While the loss wasn't a surprise-most retail corporates also reported OTTI on their mortgage-backed securities in the fourth quarter-the impairment of the capital note leaves credit unions wondering if their NCUSIF assessment bill will increase as a result.
NAFCU President/CEO Fred Becker said he doesn't know if the NCUA accounted for the new losses when it estimated last October that this year's corporate stabilization assessment would run between five and 15 basis points. However, according to his math, he thinks the regulator accounted for "at least some" loss on the NCUSIF note.
TriCorp Federal Credit Union President/CEO Steve Roy, who also chairs the Association of Corporate Credit Unions, said almost all corporates, including his $952 million Tricorp, impaired 100% of his U.S. Central capital in November 2009. So, the new losses shouldn't impact retail corporate balance sheets.
However, Roy did express "a little surprise" that the losses "went as far as they did into the impairment of the capital note." He added that "for the sake of all credit unions, I hope they can stop the bleeding soon."
Roy said he didn't know if the new losses would increase corporate stabilization costs, but like Becker said he thought at least some of the losses have already been accounted for by the NCUA.
CUNA Chief Economist Bill Hampel said U.S. Central's new losses are "unlikely to change the ultimate cost to credit unions of the corporate stabilization program" because that figure will be determined by actual losses eventually occurred, not changes in current estimates of those future losses.
NCUA spokesman John McKechnie would not say whether the losses would impact the assessment, but told Credit Union Times the NCUA Board will make a determination about the amount of the assessment later this year based on the financial information available at that time.
Becker said he is pressing the regulator to "further refine" its assessment estimates to give natural person credit unions time to prepare for the actual number.
Typically, a credit union earns 100 basis points in a year, and credit unions may be looking at a 40-basis-point assessment when accounting for both corporate stabilization and restocking the share insurance fund. Becker said such a large share of revenue is a significant budget item, and the NCUA shouldn't drop it on credit unions "like a rock." Rather, the NCUA should provide credit unions with estimate updates.

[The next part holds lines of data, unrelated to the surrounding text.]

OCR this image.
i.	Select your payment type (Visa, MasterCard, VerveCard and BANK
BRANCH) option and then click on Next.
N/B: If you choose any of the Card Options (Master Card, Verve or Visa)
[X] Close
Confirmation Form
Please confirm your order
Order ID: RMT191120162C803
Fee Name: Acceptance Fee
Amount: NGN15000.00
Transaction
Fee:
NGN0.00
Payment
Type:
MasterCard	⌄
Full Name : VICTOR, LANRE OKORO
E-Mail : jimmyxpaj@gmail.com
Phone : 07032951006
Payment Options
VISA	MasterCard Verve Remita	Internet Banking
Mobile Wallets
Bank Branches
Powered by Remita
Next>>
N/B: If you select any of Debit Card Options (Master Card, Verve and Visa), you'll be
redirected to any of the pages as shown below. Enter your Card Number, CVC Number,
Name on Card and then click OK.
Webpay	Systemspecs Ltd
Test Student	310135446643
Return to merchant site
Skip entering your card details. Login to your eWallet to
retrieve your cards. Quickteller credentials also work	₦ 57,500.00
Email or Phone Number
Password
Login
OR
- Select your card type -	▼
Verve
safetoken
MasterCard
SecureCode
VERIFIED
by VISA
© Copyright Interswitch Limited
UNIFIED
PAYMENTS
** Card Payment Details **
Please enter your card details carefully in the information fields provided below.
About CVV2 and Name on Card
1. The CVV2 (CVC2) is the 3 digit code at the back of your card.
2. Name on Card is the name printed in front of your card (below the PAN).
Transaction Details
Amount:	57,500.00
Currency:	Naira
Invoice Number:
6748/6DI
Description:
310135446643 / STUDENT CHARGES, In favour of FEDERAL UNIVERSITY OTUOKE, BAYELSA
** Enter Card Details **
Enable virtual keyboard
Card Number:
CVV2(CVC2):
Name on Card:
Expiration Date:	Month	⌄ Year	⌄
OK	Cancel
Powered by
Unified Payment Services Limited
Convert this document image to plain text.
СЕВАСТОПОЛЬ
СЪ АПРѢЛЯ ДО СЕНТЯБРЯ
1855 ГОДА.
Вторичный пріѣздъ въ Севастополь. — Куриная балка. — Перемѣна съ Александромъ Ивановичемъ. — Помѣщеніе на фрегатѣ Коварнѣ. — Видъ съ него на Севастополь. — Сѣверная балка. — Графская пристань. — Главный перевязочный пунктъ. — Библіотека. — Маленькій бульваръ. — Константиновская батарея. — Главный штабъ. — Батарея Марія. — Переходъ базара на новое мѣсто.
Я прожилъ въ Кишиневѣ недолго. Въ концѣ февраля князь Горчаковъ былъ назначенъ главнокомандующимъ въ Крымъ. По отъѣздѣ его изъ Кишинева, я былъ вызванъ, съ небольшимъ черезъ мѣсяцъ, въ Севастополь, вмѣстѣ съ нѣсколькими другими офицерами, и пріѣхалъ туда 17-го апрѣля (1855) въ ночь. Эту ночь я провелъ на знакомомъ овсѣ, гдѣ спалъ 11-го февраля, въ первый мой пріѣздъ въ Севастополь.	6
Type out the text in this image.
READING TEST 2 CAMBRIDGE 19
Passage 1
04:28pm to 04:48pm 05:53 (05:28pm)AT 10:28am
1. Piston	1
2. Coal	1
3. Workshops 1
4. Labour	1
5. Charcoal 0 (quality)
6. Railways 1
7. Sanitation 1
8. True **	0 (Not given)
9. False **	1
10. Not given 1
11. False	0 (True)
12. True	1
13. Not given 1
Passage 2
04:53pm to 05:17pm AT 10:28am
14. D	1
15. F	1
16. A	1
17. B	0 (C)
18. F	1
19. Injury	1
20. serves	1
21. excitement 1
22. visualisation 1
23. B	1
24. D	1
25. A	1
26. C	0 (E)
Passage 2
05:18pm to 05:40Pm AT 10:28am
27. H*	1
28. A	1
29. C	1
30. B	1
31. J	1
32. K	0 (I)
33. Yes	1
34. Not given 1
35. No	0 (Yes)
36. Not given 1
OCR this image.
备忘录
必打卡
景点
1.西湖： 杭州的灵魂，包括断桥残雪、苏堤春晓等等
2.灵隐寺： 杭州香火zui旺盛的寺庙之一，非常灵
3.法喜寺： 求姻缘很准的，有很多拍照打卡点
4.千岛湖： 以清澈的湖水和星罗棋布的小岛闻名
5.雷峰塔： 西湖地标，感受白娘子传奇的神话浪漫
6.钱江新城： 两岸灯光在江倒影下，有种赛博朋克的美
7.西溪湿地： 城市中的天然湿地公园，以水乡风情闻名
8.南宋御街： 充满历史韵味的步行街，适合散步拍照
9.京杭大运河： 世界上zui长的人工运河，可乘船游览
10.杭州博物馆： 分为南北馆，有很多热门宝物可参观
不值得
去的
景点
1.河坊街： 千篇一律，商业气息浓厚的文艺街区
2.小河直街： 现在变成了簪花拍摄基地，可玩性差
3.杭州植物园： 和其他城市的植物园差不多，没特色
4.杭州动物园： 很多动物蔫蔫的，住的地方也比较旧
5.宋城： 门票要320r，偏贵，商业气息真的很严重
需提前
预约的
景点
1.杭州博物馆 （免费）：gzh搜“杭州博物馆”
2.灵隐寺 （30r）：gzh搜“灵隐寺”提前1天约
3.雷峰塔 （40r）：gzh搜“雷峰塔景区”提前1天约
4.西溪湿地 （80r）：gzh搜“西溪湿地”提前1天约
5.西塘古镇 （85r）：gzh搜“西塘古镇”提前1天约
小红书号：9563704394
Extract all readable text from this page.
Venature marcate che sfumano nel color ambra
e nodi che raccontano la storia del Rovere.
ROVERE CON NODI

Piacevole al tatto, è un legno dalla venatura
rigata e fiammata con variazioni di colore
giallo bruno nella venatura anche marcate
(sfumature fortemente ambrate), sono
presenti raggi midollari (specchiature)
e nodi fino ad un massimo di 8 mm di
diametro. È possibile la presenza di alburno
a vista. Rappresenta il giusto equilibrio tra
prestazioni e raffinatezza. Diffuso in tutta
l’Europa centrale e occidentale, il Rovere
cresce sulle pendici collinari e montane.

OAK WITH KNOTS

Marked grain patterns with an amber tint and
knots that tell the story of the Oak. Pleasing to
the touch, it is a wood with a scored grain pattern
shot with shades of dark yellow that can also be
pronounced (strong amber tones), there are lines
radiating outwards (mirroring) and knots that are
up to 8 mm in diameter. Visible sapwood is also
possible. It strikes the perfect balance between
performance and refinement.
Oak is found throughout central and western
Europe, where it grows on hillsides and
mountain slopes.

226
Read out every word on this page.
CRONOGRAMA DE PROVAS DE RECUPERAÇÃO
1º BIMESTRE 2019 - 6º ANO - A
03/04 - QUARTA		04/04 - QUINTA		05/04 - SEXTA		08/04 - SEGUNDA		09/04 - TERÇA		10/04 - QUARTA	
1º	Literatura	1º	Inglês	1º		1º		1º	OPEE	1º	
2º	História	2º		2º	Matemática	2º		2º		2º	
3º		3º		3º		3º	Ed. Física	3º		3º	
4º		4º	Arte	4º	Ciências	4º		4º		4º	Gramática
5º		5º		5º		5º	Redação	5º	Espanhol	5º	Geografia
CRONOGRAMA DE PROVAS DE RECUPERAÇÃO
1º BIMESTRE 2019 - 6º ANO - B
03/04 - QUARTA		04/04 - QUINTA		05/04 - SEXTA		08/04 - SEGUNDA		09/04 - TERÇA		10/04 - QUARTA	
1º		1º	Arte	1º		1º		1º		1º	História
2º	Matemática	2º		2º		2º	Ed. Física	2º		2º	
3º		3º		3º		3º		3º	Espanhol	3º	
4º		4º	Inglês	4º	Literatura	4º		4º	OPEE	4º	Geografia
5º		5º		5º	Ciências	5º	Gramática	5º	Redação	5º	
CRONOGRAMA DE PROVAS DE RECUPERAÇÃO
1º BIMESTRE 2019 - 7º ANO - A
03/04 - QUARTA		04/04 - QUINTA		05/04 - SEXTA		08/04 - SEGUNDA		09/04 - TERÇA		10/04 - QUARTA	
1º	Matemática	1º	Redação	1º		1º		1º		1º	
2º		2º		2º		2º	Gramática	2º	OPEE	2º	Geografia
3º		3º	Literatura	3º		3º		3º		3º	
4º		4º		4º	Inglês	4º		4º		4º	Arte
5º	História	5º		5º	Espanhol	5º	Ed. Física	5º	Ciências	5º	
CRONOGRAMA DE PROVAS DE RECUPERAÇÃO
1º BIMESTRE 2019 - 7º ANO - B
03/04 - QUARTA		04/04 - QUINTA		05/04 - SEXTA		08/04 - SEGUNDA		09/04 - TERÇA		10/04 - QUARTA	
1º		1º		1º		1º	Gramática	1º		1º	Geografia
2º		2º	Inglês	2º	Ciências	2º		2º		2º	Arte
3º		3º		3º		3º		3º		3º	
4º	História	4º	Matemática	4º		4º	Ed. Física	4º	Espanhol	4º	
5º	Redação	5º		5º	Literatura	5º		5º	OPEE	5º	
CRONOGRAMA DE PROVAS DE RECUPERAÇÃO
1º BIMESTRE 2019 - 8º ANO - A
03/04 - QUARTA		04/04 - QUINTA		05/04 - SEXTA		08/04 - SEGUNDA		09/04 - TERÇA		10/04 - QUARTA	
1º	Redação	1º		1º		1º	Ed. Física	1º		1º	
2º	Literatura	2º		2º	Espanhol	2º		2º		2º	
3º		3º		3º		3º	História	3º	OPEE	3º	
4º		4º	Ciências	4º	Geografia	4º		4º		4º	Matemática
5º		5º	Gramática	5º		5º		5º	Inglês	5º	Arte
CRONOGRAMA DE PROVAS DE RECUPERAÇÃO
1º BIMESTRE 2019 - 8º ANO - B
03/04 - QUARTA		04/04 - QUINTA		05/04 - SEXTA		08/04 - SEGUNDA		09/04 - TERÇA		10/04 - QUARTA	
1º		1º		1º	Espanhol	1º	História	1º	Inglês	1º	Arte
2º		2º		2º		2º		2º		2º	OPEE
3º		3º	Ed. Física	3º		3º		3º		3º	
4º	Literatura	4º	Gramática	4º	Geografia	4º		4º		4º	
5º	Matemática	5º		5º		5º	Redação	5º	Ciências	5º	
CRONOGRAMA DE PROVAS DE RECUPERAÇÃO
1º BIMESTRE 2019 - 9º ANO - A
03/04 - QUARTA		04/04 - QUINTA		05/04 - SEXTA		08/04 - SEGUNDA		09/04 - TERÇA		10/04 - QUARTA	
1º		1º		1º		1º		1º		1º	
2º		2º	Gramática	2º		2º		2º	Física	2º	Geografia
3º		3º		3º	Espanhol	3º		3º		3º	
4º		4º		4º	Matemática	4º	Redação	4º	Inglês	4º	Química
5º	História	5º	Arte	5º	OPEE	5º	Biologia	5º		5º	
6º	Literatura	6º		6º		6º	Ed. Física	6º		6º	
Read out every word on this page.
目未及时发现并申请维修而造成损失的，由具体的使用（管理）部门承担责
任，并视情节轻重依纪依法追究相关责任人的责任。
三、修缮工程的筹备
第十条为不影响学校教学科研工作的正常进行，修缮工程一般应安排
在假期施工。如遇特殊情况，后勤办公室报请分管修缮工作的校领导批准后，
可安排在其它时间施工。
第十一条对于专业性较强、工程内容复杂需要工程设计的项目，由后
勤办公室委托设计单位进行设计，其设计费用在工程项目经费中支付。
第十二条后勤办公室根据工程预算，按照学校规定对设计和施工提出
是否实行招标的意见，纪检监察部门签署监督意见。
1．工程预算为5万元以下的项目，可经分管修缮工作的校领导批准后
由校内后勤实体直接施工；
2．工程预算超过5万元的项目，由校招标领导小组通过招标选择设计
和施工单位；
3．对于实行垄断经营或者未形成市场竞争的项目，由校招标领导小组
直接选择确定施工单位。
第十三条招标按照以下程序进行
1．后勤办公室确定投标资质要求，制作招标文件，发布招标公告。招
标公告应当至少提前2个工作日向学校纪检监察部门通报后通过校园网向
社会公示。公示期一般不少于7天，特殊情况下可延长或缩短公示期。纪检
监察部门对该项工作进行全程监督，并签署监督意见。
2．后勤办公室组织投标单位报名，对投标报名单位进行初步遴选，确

The additional losses and growing concern among natural person credit unions about assessment charges puts further pressure on the NCUA to release its plan to address corporate legacy assets, particularly the severely downgraded private label mortgage-backed securities responsible for the majority of system losses.
Becker said the NCUA is working on the plan, but he hasn't seen it yet. He did say, however, that NCUA must release those plans before it finalizes and announces new Part 704 corporate regulations.
CUNA Senior Vice President of Regulatory Advocacy Mary Dunn said her trade group has made recommendations to the NCUA regarding the legacy assets. "NCUA has invited us to remain engaged with them on this," she said.
U.S. Central's private mortgage-backed securities portfolio deteriorated further during the fourth quarter despite signs of recovery in the economy, according to notes that accompanied the financial reports. Monoline insurer Ambac was blamed for $142 million worth of the quarter's OTTI, after it announced it will only pay an estimated 80% of projected payments.